Under particular circumstances travel to and from work can be treated as business related e.g. where the taxpayer's job is itinerant.
Private Usage
Chapter 7 of the publication ‘Fringe benefits tax: a guide for employers’ (the employers guide)) is an ATO view document which states:
‘The private use is use of an employer’s car by an employee or their associate that is not for income producing purposes of the employee or associate.’
Therefore, FBT is payable on the income producing usage as an employee & any personal usage is considered private in nature.
In relation to your circumstances, although the two vehicles in question travel for business in both capacities, a portion of the travel incurred is for:
● personal usage, and;
● non-income producing related use under The Company.
Therefore, both these events are considered to be private usage under FBT.
Reportable Fringe Benefits
From 1 April 1999 employers are required to record the grossed up taxable value of fringe benefits on the group certificates of any employee who receives relevant benefits with a total taxable value exceeding $1000.

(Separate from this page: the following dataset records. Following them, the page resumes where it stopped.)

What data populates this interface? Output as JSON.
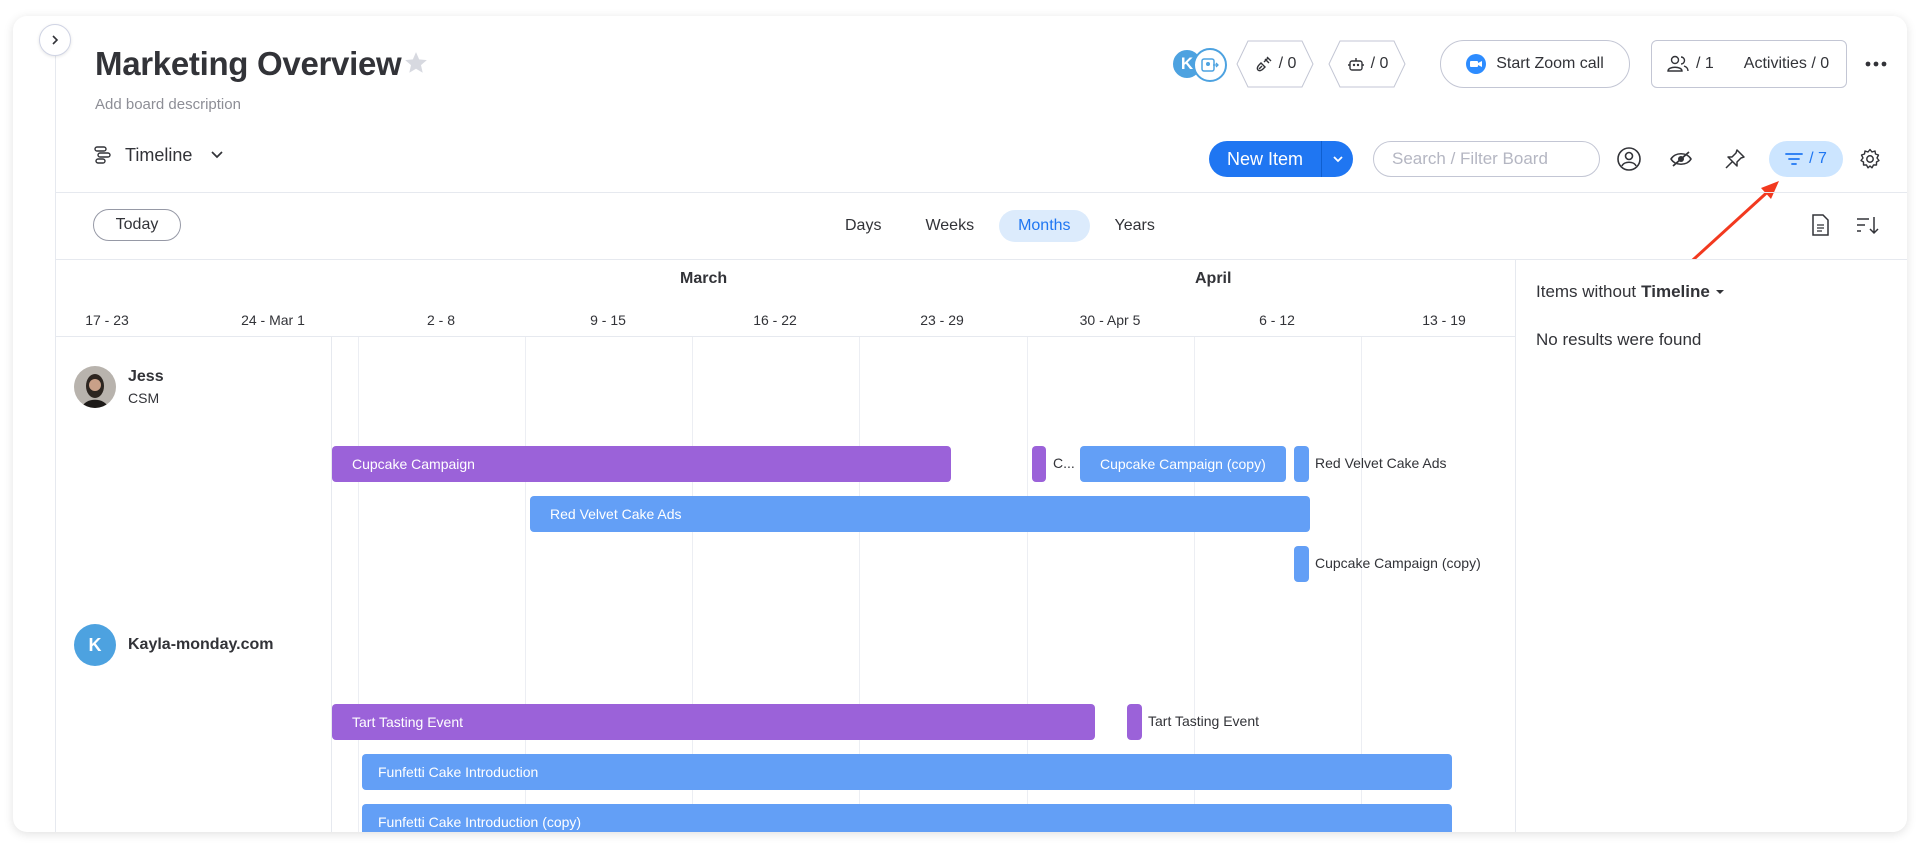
{
  "header": {
    "title": "Marketing Overview",
    "description": "Add board description",
    "avatar_initial": "K",
    "integrations_count": "/ 0",
    "automations_count": "/ 0",
    "zoom_label": "Start Zoom call",
    "members_count": "/ 1",
    "activities_label": "Activities / 0"
  },
  "toolbar": {
    "view_label": "Timeline",
    "new_item_label": "New Item",
    "search_placeholder": "Search / Filter Board",
    "filter_count": "/ 7"
  },
  "timeline_controls": {
    "today_label": "Today",
    "scales": [
      "Days",
      "Weeks",
      "Months",
      "Years"
    ],
    "active_scale": "Months"
  },
  "timeline": {
    "months": [
      "March",
      "April"
    ],
    "weeks": [
      "17 - 23",
      "24 - Mar 1",
      "2 - 8",
      "9 - 15",
      "16 - 22",
      "23 - 29",
      "30 - Apr 5",
      "6 - 12",
      "13 - 19"
    ],
    "groups": [
      {
        "name": "Jess",
        "role": "CSM",
        "items": [
          {
            "label": "Cupcake Campaign",
            "color": "purple"
          },
          {
            "label": "C...",
            "color": "purple"
          },
          {
            "label": "Cupcake Campaign (copy)",
            "color": "blue"
          },
          {
            "label": "Red Velvet Cake Ads",
            "color": "blue"
          },
          {
            "label": "Red Velvet Cake Ads",
            "color": "blue"
          },
          {
            "label": "Cupcake Campaign (copy)",
            "color": "blue"
          }
        ]
      },
      {
        "name": "Kayla-monday.com",
        "initial": "K",
        "items": [
          {
            "label": "Tart Tasting Event",
            "color": "purple"
          },
          {
            "label": "Tart Tasting Event",
            "color": "purple"
          },
          {
            "label": "Funfetti Cake Introduction",
            "color": "blue"
          },
          {
            "label": "Funfetti Cake Introduction (copy)",
            "color": "blue"
          }
        ]
      }
    ]
  },
  "side_panel": {
    "prefix": "Items without",
    "column": "Timeline",
    "empty_text": "No results were found"
  },
  "colors": {
    "primary": "#1f76f2",
    "purple_bar": "#9b62d9",
    "blue_bar": "#639ff6",
    "annotation": "#f2391f"
  }
}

Taxable value of car fringe benefit - Operating Cost Method
Under section 10 of the FBTAA, the taxable value of a car fringe benefit is the total cost of operating the car during the FBT year calculated using the formula:
(C x (100% - BP)) – R
Where:
C = operating cost of the car
BP = business use percentage
R = the amount of any employee contribution
Therefore, the taxable value of the car fringe benefit will be reduced by the business use percentage applicable to the car during the period. The amount of any employee contributions is deducted from thereafter.
The business use percentage is a percentage of business travel compared to total travel of the car during the period.
Logbook and odometer records are required to be maintained for the purposes of calculating the business use percentage.
Employee contribution
The ‘Fringe benefits tax: a guide for employers’ determines the following costs incurred by the employee can be treated as employee contributions:
● the payment is a cash payment made by an employee to you or the person who provided the benefit. The employee or recipient's contribution must be made from the employee's after-tax income.
● An employee or recipient's contribution may have to be included in your assessable income (as a general rule, the costs incurred by providing fringe benefits are income tax deductible).
An employee contribution doesn't reduce the cost price of the car.
In relation to your circumstances, you have self-assessed the employee contributions have reduced the FBT to nil for the company.